If we thought like angels or God, we could wake up in the morning and immediately know that dad was in the kitchen making breakfast. We would not need to move through the senses, reflect on things, refer to memory, analyze, make inferences, and draw conclusions. We would simply know.
Instead, there is an order in learning which is more fundamental to our creaturehood. Rather, a person wakes in their bedroom and realizes they smell something. They reach out, almost unconsciously, into memory and recognize the smell, perhaps that of sliced oranges or bacon cooking.
By reaching into the mind through memory, one actually reaches into the world without. Through reason, one might conclude that it is Saturday, so dad is probably in the kitchen cooking or getting breakfast ready. All the cozy feelings of being in bed, knowing that someone is out their cooking is arrived at not by immediate intuition (angelic insight), but by moving through the senses and experience to memory and reason.
This has a peculiar glory to it. Human knowledge has the glory of traversing the whole of creation and uniting it in the knower–reaching through material creation, animal life, and rational comprehension.

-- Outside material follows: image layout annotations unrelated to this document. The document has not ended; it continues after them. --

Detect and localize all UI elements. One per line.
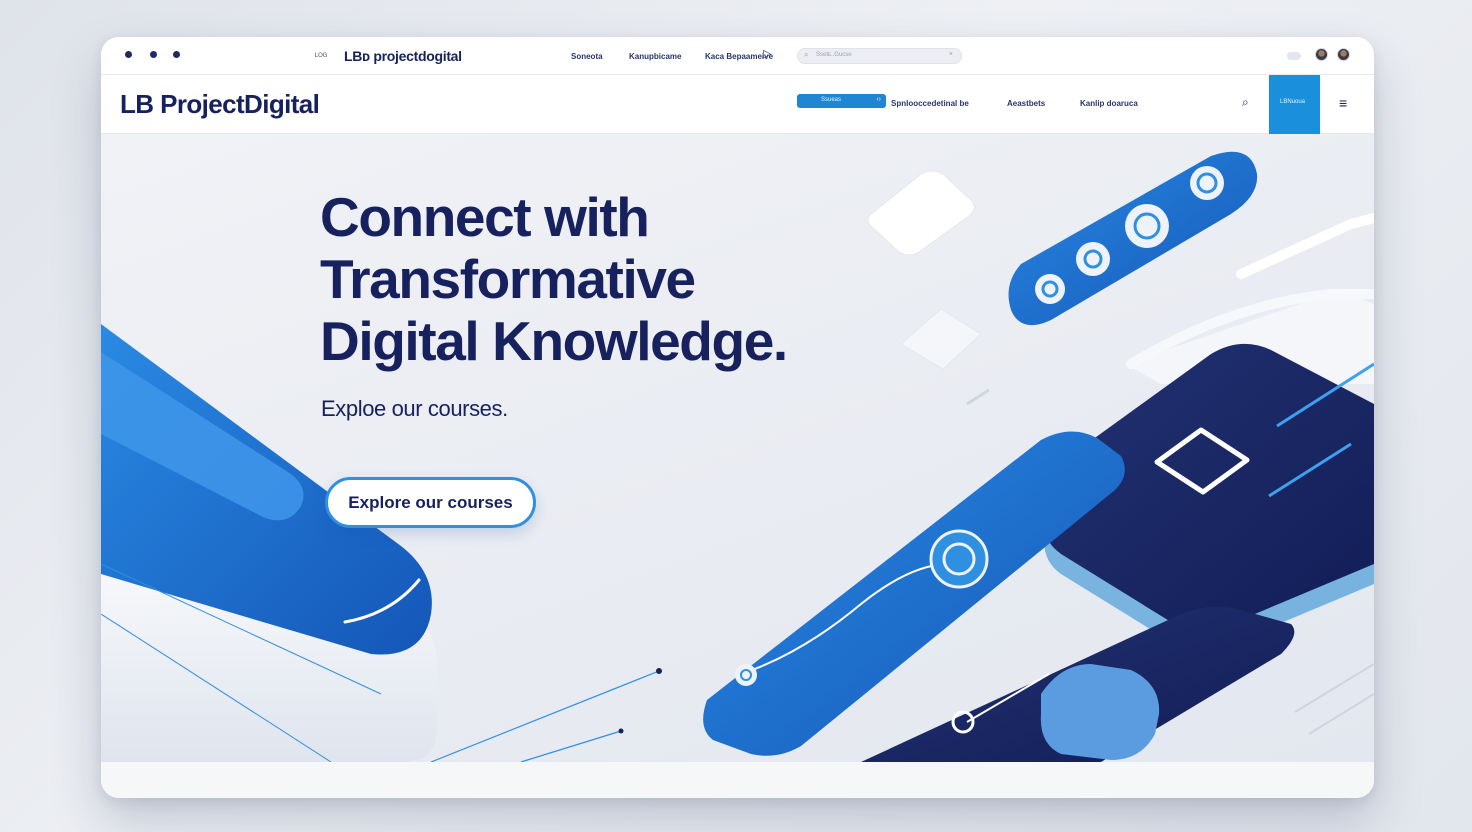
nav-cta-label: LBNuoua bbox=[1280, 99, 1306, 105]
nav-link[interactable]: Kanlip doaruca bbox=[1080, 99, 1138, 108]
hero-title: Connect with Transformative Digital Know… bbox=[320, 186, 880, 372]
nav-pill-label: Ssueas bbox=[821, 97, 842, 103]
menu-icon[interactable]: ≡ bbox=[1339, 95, 1347, 111]
browser-link[interactable]: Kanupbicame bbox=[629, 52, 681, 61]
hero-title-line: Transformative bbox=[320, 248, 696, 310]
address-bar[interactable]: ⌕ Ssetᴇ..Gucsʜ × bbox=[797, 48, 962, 64]
browser-tab-title[interactable]: LBᴅ projectdogital bbox=[344, 48, 462, 64]
play-icon[interactable]: ▷ bbox=[763, 47, 771, 60]
window-dot-icon[interactable] bbox=[173, 51, 180, 58]
hero-title-line: Connect with bbox=[320, 186, 650, 248]
nav-link[interactable]: Spnlooccedetinal be bbox=[891, 99, 969, 108]
hero-section: Connect with Transformative Digital Know… bbox=[101, 134, 1374, 762]
close-icon[interactable]: × bbox=[949, 51, 953, 58]
footer-strip bbox=[101, 762, 1374, 798]
address-bar-placeholder: Ssetᴇ..Gucsʜ bbox=[816, 52, 852, 58]
nav-cta-button[interactable]: LBNuoua bbox=[1269, 75, 1320, 134]
explore-courses-button[interactable]: Explore our courses bbox=[325, 477, 536, 528]
browser-tab-prefix: ᴸᴼᴳ bbox=[315, 51, 328, 61]
site-header: LB ProjectDigital Ssueas ‹› Spnlooccedet… bbox=[101, 75, 1374, 134]
search-icon[interactable]: ⌕ bbox=[1242, 95, 1249, 110]
toggle-pill bbox=[1008, 151, 1258, 326]
nav-pill-button[interactable]: Ssueas ‹› bbox=[797, 94, 886, 108]
browser-toolbar: ᴸᴼᴳ LBᴅ projectdogital Soneota Kanupbica… bbox=[101, 37, 1374, 75]
code-icon: ‹› bbox=[876, 96, 881, 103]
floating-tiles bbox=[867, 170, 990, 406]
left-slab bbox=[101, 324, 662, 762]
avatar[interactable] bbox=[1337, 48, 1350, 61]
nav-link[interactable]: Aeastbets bbox=[1007, 99, 1045, 108]
browser-window: ᴸᴼᴳ LBᴅ projectdogital Soneota Kanupbica… bbox=[101, 37, 1374, 798]
browser-link[interactable]: Soneota bbox=[571, 52, 603, 61]
search-icon: ⌕ bbox=[804, 50, 809, 59]
site-logo[interactable]: LB ProjectDigital bbox=[120, 89, 320, 120]
avatar[interactable] bbox=[1315, 48, 1328, 61]
cloud-icon[interactable] bbox=[1287, 52, 1301, 60]
window-dot-icon[interactable] bbox=[150, 51, 157, 58]
window-dot-icon[interactable] bbox=[125, 51, 132, 58]
hero-subtitle: Exploe our courses. bbox=[321, 396, 508, 421]
hero-title-line: Digital Knowledge. bbox=[320, 310, 788, 372]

In fact, the peculiar glory of human rationality is that each of the lower orders of reality are united by and illuminated in the intellect and drawn into what is a distinctly human life.
Through the order of knowing, we reach out to the creation while simultaneously reaching into ourselves and thus the interior is united to the world without.
In this way, God has made man a site of unity, a kind of nexus or node of all reality. He has done so, by making man like unto himself in very particular way. In this manner, all the levels and modes of being (material, vegetative, animal, and spiritual) find a meeting place and an order, and in this order they give glory to their Source.